Homeschooled Students Score Over Peers

By R. Siva Kumar - 24 Dec '14 09:43AM

Homeschooling was unpopular once, but it has now shot up in the public estimation. It is an alternative educational method with higher graduation rates than traditional schooling, according to naturalnews.com.

Today, there are about 2.2 million US students who gain home education. Over the years, its popularity has gone up rather than declined. Such students score 30 percentile points over the public-school students on standardized tests.

Homeschooling through family members at home permits youngsters to gain customized education that they would not be able to get in schools. It would also strengthen family relationships in a safe environment.

Home schooled children also score higher graduation rates as well as test scores. Moreover, among homeschooled children, 66.7 percent were found to graduate. Students from a public school got a 57.5 percent graduation rate.

This was found due to a 2009 University of St. Thomas study that compared academic achievements of homeschooled students as against those who studied in traditional systems. It showed higher college graduation rates as well as the highest GPA scores among homeschooled students. They also overshot other students in college preparedness tests for reading, science and English.

Moreover, homeschooled children were also not socially inapt. They are not more isolated at home, or socially clumsy. Brain Ray, National Home Education Research Institute president, notes that more of them are active volunteers, involved in sports or with others through book clubs. "Research shows that in terms of self-concept, self-esteem and the ability to get along in groups, homeschoolers do just as well as their public school peers," he said.

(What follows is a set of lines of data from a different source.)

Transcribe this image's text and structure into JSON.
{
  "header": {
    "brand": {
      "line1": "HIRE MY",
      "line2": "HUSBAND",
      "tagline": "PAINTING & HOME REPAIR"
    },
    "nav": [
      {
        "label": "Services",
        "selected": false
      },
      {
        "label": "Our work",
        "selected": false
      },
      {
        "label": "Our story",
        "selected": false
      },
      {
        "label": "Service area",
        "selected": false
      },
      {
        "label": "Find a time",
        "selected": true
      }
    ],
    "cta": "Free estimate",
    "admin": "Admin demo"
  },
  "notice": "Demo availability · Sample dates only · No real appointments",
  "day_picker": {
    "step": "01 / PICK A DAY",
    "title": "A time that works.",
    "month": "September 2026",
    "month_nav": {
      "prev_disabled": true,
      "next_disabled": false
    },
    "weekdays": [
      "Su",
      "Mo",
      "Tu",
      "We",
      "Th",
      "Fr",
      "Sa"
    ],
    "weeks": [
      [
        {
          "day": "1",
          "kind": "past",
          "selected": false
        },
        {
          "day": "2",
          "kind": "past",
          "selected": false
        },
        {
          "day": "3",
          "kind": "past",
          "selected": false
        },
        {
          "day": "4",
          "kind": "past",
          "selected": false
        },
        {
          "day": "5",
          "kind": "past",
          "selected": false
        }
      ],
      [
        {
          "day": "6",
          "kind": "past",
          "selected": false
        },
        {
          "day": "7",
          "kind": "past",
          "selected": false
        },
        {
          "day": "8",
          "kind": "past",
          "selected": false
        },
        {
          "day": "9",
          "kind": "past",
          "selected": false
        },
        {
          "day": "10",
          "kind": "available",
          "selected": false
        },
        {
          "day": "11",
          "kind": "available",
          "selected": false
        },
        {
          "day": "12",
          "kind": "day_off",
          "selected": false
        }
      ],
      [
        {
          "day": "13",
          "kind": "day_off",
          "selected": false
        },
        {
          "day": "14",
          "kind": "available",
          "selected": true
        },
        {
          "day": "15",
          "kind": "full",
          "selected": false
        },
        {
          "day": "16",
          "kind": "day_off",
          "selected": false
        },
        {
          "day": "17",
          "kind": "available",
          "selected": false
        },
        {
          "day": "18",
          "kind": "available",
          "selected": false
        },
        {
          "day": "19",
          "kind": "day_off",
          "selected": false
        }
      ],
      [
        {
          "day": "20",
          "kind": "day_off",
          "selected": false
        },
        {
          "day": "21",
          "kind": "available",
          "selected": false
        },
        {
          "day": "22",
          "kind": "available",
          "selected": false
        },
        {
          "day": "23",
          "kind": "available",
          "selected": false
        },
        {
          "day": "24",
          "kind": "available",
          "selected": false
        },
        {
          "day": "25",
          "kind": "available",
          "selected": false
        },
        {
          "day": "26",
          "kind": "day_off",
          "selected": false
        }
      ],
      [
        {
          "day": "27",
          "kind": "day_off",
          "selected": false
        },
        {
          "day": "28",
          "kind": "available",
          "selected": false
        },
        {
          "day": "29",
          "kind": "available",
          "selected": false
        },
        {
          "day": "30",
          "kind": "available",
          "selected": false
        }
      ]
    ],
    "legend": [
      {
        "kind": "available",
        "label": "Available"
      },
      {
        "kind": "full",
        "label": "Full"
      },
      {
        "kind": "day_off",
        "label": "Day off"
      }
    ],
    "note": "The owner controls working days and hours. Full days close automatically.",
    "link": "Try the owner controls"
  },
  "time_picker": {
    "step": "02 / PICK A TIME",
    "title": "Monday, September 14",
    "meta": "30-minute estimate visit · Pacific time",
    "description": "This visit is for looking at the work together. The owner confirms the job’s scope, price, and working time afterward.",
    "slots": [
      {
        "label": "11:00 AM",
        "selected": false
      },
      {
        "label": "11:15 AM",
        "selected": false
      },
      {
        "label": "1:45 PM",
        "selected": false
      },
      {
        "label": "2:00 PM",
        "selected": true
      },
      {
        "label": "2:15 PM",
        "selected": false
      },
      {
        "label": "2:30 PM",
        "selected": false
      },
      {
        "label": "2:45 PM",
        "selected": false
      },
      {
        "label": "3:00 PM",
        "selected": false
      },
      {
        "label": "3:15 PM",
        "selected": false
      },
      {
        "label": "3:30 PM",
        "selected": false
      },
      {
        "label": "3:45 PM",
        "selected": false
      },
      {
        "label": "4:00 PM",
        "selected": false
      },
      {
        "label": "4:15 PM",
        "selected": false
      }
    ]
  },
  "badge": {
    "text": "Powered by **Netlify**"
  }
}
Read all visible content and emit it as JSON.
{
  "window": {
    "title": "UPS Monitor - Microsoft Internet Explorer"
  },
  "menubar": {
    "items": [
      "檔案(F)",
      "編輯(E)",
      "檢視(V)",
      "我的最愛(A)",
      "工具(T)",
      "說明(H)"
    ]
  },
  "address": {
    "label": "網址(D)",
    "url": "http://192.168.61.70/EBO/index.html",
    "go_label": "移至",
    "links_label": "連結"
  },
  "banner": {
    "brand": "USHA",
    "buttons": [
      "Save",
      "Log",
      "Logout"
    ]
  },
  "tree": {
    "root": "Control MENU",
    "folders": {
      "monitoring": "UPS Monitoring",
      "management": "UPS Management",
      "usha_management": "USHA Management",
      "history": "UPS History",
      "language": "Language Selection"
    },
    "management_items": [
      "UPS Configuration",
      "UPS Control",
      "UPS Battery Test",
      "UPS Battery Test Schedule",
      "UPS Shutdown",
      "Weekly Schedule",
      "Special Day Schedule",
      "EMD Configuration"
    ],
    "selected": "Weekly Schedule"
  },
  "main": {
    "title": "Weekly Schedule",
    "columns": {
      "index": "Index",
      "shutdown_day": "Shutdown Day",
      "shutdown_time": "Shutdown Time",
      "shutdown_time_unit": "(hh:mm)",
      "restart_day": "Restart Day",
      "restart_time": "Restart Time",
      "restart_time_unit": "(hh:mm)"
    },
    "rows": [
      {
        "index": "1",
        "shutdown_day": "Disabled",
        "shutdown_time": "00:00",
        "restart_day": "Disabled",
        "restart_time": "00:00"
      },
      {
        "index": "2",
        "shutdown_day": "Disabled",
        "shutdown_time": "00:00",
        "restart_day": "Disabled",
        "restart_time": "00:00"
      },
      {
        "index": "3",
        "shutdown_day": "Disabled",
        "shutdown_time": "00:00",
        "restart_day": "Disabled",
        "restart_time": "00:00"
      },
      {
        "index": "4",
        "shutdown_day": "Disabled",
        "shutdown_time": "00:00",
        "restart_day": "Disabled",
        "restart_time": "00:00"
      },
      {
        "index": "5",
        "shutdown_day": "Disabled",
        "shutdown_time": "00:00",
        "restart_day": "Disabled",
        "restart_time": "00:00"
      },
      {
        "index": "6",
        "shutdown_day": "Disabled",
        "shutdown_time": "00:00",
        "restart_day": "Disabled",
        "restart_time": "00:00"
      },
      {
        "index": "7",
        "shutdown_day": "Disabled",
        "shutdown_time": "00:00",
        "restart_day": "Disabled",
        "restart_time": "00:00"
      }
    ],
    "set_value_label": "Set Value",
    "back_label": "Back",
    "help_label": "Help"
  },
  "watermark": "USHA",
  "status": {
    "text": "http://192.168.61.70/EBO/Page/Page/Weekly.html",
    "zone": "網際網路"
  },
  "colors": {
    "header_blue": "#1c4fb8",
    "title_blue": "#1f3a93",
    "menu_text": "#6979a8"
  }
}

It's in fact a plus for home-schooled students to spend less time in class, which gives them more options to go out into the world and interact adults and teens. In fact, the trend is to think that socialization is a nonissue for most home schoolers, as they are already achieving most of it, according to Huffingtonpost.com.

Jeffrey Koonce, a school superintendent in Miller County, Missouri, is also convinced that homeschooled children score over their peers, and wrote a doctoral dissertation on the transitional shift from home to a high school. He felt that the children were not unaware of sexual activity or drunken behavior, and quickly integrated with the others. In fact, they seemed to be more mature and socially adept than their non-homeschooled peers.